Of course, there is one drawback: the RAM disk content is lost everytime it is unmounted, it is purely volatile and should absolutely not be used for important data unless you do a periodic synchronization of said content on a persisting storage like a Hard Drive or a Solid State Drive.
Here is an interesting practical application of the RAM disk approach for web browser profiles: https://wiki.archlinux.org/index.php/Profile-sync-daemon
As you can see, RAM disks are pretty much the stuff you need to solve the problem we had with CFEngine’s I/O.
Using RAM disks with CFEngine
Now, straight to the point: I have a Linux machine on a heavily loaded hypervisor and my CFEngine has a lot of promises to apply. Problem: the execution of the agent becomes slow and using strace to see where is the bottleneck shows that the /var/cfengine/state/cf_state.tcdb and /var/cfengine/state/cf_lock.tcdb are the culprits as a lot of time is spent trying to store thing in these DBs, meanwhile the hard disk is already struggling with Virtual Machines I/O.
As explained in the CFEngine reference manual and documentation, this directory is used to store the data CFEngine needs to keep track of the machine state: these files (cf_locks.tcdb and cf_state.tcdb) are used to store information about persistent classes and locks, as well as various internal data such as cf-monitord metrics and “last seen” data for peer communication. You also have a package list cache for package_method backends (software_packages.csv). You can take a look at the content of the databases using the “tchmgr” tool bundled with the all-inclusive packages from cfengine.com.
Thus, it is relatively harmless to store these files in a temporary place as long as the machine does not reboot often, unless you rely heavily on persistent classes or need to keep track of latest occurrences of peer exchanges using cf-key in the long term. The consequence of putting this directory in RAM disk is that CFEngine will completely forget what it knows about the machine upon reboot and run for the first time as if you used the -K switch (ignore locking).

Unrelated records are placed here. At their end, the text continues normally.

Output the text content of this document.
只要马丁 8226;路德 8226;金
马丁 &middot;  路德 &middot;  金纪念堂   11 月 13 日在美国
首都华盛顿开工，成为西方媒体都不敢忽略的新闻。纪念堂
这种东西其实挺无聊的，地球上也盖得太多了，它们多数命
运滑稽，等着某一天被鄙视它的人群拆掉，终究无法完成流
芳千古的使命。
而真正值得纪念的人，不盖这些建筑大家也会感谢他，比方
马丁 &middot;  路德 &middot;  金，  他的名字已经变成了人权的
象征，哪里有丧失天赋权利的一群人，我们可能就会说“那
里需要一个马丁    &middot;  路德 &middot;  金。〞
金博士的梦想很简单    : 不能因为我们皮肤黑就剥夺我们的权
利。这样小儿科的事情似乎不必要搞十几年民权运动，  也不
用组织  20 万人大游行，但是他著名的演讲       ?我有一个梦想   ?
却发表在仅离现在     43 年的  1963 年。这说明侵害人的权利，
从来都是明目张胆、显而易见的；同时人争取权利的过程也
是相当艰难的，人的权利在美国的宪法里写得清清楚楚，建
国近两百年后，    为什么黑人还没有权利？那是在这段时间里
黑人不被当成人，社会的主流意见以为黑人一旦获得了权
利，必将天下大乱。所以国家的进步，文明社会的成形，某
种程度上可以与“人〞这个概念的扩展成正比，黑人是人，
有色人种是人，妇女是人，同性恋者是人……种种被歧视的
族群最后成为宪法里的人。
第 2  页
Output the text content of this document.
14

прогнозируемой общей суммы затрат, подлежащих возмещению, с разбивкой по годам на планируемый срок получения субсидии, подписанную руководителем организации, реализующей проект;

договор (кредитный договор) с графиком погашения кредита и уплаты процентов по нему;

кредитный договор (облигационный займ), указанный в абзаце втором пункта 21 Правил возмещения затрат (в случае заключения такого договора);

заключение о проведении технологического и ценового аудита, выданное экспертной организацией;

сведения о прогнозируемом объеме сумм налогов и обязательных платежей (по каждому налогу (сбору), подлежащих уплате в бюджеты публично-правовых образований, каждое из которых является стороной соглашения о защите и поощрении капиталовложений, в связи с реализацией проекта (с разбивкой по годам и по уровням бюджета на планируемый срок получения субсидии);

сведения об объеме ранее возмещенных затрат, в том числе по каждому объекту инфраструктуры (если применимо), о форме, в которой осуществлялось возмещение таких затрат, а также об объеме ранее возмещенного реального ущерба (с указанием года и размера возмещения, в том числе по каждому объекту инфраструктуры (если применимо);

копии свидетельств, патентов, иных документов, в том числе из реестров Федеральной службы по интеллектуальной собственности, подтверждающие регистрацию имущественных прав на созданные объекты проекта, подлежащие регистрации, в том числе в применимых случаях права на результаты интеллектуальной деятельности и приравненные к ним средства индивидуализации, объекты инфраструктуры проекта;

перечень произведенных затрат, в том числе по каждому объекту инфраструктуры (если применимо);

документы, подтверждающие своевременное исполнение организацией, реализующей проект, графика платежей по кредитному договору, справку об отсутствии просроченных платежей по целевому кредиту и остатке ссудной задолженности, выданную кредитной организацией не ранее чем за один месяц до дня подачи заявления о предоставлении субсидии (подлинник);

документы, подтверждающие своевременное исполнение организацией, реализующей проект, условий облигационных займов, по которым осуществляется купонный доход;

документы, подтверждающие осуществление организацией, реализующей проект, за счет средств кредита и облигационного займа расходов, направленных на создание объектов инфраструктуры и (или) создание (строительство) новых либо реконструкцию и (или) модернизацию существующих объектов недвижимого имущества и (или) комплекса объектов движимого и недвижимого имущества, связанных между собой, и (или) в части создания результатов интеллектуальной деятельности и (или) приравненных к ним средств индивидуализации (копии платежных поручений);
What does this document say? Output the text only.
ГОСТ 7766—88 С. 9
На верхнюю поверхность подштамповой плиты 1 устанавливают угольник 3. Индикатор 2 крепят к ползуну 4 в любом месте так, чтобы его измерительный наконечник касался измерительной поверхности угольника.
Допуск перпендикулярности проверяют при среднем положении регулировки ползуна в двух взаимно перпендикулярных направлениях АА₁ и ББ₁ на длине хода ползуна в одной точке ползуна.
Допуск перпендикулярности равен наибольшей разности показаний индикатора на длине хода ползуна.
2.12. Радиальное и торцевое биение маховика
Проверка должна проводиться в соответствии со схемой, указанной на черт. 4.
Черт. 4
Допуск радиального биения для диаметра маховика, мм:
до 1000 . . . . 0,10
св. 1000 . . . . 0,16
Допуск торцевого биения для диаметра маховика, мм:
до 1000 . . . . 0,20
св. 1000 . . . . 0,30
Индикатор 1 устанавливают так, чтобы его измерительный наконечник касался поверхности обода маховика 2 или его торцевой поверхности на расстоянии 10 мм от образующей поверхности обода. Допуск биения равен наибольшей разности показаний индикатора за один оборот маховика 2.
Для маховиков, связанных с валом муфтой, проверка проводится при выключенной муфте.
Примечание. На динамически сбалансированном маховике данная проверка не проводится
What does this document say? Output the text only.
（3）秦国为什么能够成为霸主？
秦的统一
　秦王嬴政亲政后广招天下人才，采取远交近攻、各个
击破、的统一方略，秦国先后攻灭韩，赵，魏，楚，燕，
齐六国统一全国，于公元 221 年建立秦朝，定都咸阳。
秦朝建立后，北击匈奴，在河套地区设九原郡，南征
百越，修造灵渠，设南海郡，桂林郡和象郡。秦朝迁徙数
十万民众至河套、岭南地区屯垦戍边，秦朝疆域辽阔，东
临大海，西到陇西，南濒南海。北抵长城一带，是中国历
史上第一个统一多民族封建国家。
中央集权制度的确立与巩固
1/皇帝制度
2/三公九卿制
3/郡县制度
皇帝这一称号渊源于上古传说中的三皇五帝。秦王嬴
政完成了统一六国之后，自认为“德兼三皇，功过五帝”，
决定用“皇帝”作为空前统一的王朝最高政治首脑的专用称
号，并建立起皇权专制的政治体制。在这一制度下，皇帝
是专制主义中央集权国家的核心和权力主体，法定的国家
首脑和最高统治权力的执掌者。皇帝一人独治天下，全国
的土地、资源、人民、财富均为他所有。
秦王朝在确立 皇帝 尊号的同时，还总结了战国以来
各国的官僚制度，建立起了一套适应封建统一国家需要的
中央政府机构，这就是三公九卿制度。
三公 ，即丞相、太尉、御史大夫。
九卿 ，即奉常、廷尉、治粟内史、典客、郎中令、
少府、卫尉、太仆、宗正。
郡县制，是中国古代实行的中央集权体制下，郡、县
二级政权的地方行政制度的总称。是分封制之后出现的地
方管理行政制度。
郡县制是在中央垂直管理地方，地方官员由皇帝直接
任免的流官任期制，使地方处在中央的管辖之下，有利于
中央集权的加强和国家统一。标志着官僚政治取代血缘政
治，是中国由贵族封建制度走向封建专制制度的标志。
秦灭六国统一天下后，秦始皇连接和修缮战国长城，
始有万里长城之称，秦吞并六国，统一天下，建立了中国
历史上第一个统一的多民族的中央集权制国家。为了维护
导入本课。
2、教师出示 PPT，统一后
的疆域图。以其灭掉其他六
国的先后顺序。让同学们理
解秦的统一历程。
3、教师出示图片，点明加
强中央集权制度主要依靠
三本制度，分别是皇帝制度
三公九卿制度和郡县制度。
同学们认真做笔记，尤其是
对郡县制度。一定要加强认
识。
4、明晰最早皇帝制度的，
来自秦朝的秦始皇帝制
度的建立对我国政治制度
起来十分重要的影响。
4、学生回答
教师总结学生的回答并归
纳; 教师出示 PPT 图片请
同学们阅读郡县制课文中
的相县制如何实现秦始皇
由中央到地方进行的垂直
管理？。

On Linux, the easiest and quickest way to deploy a RAM disk is using tmpfs: http://fr.wikipedia.org/wiki/Tmpfs
Now, this is how you mount a tmpfs of 128 MB on /var/cfengine/state:
/bin/mount -t tmpfs -o size=128M,nr_inodes=2k,mode=0700,noexec,nosuid,noatime,nodiratime tmpfs /var/cfengine/state
And voilà, that’s all folks. Now, you might want to add a cron job to periodically do a rsync from this directory to another, “just in case”.
Well, quite easy to see, with: “/usr/bin/time sudo /opt/rudder/bin/cf-agent -KI”
4.92 user 0.40 system 0:06.65 elapsed 80% CPU (0 avgtext + 0 avgdata 150544 maxresident)k 0 inputs + 1952 outputs (0 major+ 27848 minor)pagefaults 0 swaps
1.94 user 0.23 system 0:02.71 elapsed 80% CPU (0 avgtext + 0 avgdata 150528 maxresident)k 0 inputs + 1136 outputs (0 major + 27817 minor) pagefaults 0 swaps
Those results where obtained on a “calm” machine, the difference can exponentially grow as the I/O usage gets more intensive, especially if you are getting close to your storage backend limits. As you can see, the CPU usage is nearly the same whereas the execution time is drastically reduced. strace also shows that this time cf-agent nearly passes no time on the I/O on the tcdb databases whereas before it could block a few milliseconds at each call (and there were quite a lot of them…)
Now, if you are satisfied with the results and would like to keep this on the machine, a simple fstab entry will take care of that, to be appended at the end of /etc/fstab:
# Tmpfs for the CFEngine state backend storage directory tmpfs /var/cfengine/state tmpfs size=128M,nr_inodes=2k,mode=0700,noexec,nosuid,noatime,nodiratime 0 0
Well, it solved the problem for me, and I think the pros of the solution are interesting enough to live with the cons 🙂 Has any one tried (a maybe more elegant) other solution?